Drugs that boost the chemical messenger norepinephrine in the brain have been shown to alleviate cognitive problems in mice engineered to mirror Down syndrome. The findings, published today in the journal Science Translational Medicine, suggest a new approach to treating the disorder. Several existing drugs can boost the chemical or mimic its effects, though none have yet been tested in patients with Down syndrome.
The research also reflects a growing understanding of the brain systems that underlie the cognitive problems in people with Down syndrome, and better methods of developing potential treatments.
Down syndrome, which affects 5,000 infants in the United States each year, results from a duplication of a segment of chromosome 21. People with the disorder have lower than normal cognitive abilities and almost all develop signs of Alzheimer’s disease by middle age. Although no treatments for the cognitive deficits of Down syndrome exist currently, recent research in animal models of the disorder has unearthed a handful of candidates.
“This is one of several potential approaches identified in the last couple of years that suggest that small molecules, or even approved drugs, can be used to have a positive impact on cognitive function in Down syndrome,” says Roger Reeves, a scientist at the Johns Hopkins University School of Medicine in Baltimore, who was not involved in the new study.
At the heart of this research is a strain of mice with a duplication of a segment of chromosome 16 that mimics the genetics of the human disorder–the region contains more than 100 genes analogous to those affected by the duplication of human chromosome 21, and the animals show some of the same brain abnormalities. For example, the mice have major deficits in the hippocampus, a brain area vital for learning and memory. These facets are also impaired in humans with Down syndrome.
The new findings help identify neurological impairments caused by Down syndrome, and show that drug treatments can help alleviate the effects of these impairments. According to the research, the animals have signs of serious degeneration in a part of the brain called the locus coeruleus, which supplies the chemical messenger norepinephrine to the hippocampus. Norepinephrine is believed to help the hippocampus integrate different information, such as navigational and sensory input, says Ahmad Salehi, a scientist at Stanford and lead author on the paper.

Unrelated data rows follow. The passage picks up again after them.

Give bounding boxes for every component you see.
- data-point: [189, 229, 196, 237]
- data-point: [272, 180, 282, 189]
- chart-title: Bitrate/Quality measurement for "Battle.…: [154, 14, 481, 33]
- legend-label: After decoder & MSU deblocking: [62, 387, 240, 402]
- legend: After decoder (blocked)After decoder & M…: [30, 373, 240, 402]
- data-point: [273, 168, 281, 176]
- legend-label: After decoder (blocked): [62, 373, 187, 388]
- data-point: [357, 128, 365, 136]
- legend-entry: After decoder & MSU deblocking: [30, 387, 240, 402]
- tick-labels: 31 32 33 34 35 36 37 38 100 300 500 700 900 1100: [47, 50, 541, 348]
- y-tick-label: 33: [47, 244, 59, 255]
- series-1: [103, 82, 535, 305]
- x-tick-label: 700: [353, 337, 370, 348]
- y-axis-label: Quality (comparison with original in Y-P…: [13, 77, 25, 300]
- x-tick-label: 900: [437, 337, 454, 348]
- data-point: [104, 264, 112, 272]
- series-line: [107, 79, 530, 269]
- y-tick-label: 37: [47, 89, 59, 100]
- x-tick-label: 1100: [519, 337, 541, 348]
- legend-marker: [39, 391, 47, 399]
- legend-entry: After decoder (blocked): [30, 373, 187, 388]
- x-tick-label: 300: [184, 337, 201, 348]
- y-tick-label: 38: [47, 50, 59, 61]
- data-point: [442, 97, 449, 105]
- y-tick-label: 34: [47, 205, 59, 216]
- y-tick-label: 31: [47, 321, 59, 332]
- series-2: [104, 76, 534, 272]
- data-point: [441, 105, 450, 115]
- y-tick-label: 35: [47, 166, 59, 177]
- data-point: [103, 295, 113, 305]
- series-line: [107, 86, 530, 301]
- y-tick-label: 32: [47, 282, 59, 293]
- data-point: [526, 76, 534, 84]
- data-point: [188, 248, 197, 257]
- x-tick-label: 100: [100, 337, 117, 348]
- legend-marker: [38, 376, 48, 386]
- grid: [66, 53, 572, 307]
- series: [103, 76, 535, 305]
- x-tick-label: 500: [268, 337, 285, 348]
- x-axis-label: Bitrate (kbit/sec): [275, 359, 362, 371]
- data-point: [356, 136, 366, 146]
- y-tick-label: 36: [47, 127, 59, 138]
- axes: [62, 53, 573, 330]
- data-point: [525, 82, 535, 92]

The modified mice have problems with memory tasks that require this type of integration. For instance, the researchers taught both normal and engineered mice to fear a particular tone by pairing it with an electrical shock. Both mice froze when they heard the tone but normal mice also froze when placed in the box that they learned to associate with the tone and the shock, a phenomenon called contextual learning. Mutant mice failed this test, and children with Down syndrome have a similar deficit, says Salehi. “If you ask a kid [with Down syndrome] to enter a room from one door and find a toy, based on a cue like color, they can find it,” he says. “But if you change the door they enter, and don’t give them a cue, it takes them much longer to find the toy.”
Salehi and collaborators found that these problems could be reversed in mice by giving them a drug, l-threo-dihydroxyphenylserine (l-DOPS), which is converted into norepinephrine in the brain. Within a matter of hours, “there was no difference [in performance] between normal and [genetically engineered] mice after the treatment,” says Salehi. The effects wore off as norepinephrine levels declined.